Discovery of transient topological crystalline order in optically driven SnSe

TL;DR

This paper reports the transient induction of topological crystalline order in SnSe using ultrafast optical excitation, revealing Dirac-like surface states and symmetry changes that enable topological phases in a conventional semiconductor.

Contribution

It demonstrates the first observation of light-induced topological crystalline order in a semiconductor via femtosecond excitation and spectroscopy.

Findings

Transient Dirac-like surface states observed within the band gap.

Femtosecond excitation increases lattice symmetry, enabling topological order.

Spectral features are consistent with mirror-symmetry-protected topological surface states.

Abstract

Ultrafast optical excitation provides a powerful route for accessing emergent quantum phases far from equilibrium, enabling transient light-induced phenomena such as magnetism, ferroelectricity, and superconductivity. However, extending this approach to induce topological phases, especially in conventional semiconductors, remains challenging.
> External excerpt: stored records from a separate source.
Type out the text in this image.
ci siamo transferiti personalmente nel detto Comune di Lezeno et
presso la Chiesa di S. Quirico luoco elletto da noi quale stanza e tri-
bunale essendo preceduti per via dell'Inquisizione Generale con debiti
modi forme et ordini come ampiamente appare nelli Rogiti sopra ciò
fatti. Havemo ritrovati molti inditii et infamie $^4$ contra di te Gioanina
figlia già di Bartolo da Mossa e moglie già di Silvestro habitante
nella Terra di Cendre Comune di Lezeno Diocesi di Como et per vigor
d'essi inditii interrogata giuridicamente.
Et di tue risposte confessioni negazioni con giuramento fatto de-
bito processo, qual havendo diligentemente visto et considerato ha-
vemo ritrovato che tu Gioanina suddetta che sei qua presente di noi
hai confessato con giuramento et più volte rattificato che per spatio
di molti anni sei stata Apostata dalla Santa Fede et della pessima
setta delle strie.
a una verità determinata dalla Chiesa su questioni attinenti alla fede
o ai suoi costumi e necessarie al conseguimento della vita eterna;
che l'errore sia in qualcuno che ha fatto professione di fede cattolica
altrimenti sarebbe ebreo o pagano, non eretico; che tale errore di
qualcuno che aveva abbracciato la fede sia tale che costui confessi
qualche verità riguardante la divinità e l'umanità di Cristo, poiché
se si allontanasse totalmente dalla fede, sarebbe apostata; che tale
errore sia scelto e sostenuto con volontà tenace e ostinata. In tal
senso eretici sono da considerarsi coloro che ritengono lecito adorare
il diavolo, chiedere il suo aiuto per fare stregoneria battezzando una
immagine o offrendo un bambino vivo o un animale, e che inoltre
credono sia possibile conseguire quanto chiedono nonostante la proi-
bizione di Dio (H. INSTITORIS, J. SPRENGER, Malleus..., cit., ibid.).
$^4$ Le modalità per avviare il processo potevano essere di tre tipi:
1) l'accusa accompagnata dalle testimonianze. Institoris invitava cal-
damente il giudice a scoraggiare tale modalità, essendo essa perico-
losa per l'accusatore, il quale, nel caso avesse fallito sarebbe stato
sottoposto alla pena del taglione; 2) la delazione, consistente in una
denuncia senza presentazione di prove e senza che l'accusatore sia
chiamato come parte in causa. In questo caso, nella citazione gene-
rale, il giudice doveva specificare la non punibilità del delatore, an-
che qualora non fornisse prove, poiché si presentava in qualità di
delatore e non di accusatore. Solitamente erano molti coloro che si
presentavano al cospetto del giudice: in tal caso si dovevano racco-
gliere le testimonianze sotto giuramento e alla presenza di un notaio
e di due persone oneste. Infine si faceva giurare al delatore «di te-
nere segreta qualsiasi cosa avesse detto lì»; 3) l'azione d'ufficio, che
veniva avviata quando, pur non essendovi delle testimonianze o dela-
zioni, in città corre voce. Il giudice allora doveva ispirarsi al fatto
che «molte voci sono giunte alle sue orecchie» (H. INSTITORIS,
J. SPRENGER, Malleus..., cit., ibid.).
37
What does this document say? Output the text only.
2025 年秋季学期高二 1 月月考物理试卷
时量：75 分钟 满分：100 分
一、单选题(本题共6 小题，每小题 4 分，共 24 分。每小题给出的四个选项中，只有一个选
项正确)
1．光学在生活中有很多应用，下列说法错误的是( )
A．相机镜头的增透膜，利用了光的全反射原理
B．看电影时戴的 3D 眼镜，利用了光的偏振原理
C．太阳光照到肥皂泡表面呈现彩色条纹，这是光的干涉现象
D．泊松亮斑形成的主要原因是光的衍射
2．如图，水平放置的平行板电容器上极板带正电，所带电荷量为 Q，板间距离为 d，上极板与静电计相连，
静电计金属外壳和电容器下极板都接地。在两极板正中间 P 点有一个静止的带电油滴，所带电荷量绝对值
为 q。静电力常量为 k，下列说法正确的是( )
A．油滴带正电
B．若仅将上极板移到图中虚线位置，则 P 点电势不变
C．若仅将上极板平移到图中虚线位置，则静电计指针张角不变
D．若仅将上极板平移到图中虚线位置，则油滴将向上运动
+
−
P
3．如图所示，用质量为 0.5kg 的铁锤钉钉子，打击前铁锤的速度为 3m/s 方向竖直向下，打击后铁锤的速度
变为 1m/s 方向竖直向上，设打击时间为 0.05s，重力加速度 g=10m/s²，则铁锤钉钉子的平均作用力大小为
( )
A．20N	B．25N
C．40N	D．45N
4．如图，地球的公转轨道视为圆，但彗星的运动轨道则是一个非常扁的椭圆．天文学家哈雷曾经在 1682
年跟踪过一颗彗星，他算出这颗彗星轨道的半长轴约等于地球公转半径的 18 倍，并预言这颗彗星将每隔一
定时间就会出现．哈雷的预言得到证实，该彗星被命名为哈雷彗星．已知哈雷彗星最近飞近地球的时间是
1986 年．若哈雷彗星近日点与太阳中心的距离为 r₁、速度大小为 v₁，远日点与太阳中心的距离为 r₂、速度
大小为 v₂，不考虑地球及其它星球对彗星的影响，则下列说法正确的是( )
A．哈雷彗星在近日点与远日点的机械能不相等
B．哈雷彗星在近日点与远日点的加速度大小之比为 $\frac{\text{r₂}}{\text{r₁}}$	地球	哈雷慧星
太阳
Here, we report the observation of a thermally inaccessible, transient topological crystalline order in the layered semiconductor SnSe, a trivial insulator with a sizable (~ 0.8 eV) band gap, induced by femtosecond above-gap excitation. Time- and angle-resolved photoemission spectroscopy directly reveals the sub-picosecond emergence of Dirac-like linear dispersions within the band gap. Their features, including a high Fermi velocity (~ 2.5x10^5 m/s), multiple Dirac points away from high-symmetry momenta, and independence from probe photon energy, are consistent with mirror-symmetry-protected surface states of a topological crystalline insulator. The observed spectral dynamics, combined with density functional theory calculations, indicate that the femtosecond excitation transiently increases lattice symmetry, enabling topological crystalline order to emerge. Our discovery opens new avenues for ultrafast optical control of topological quantum phases in semiconductors, with potential applications in quantum and spintronic devices.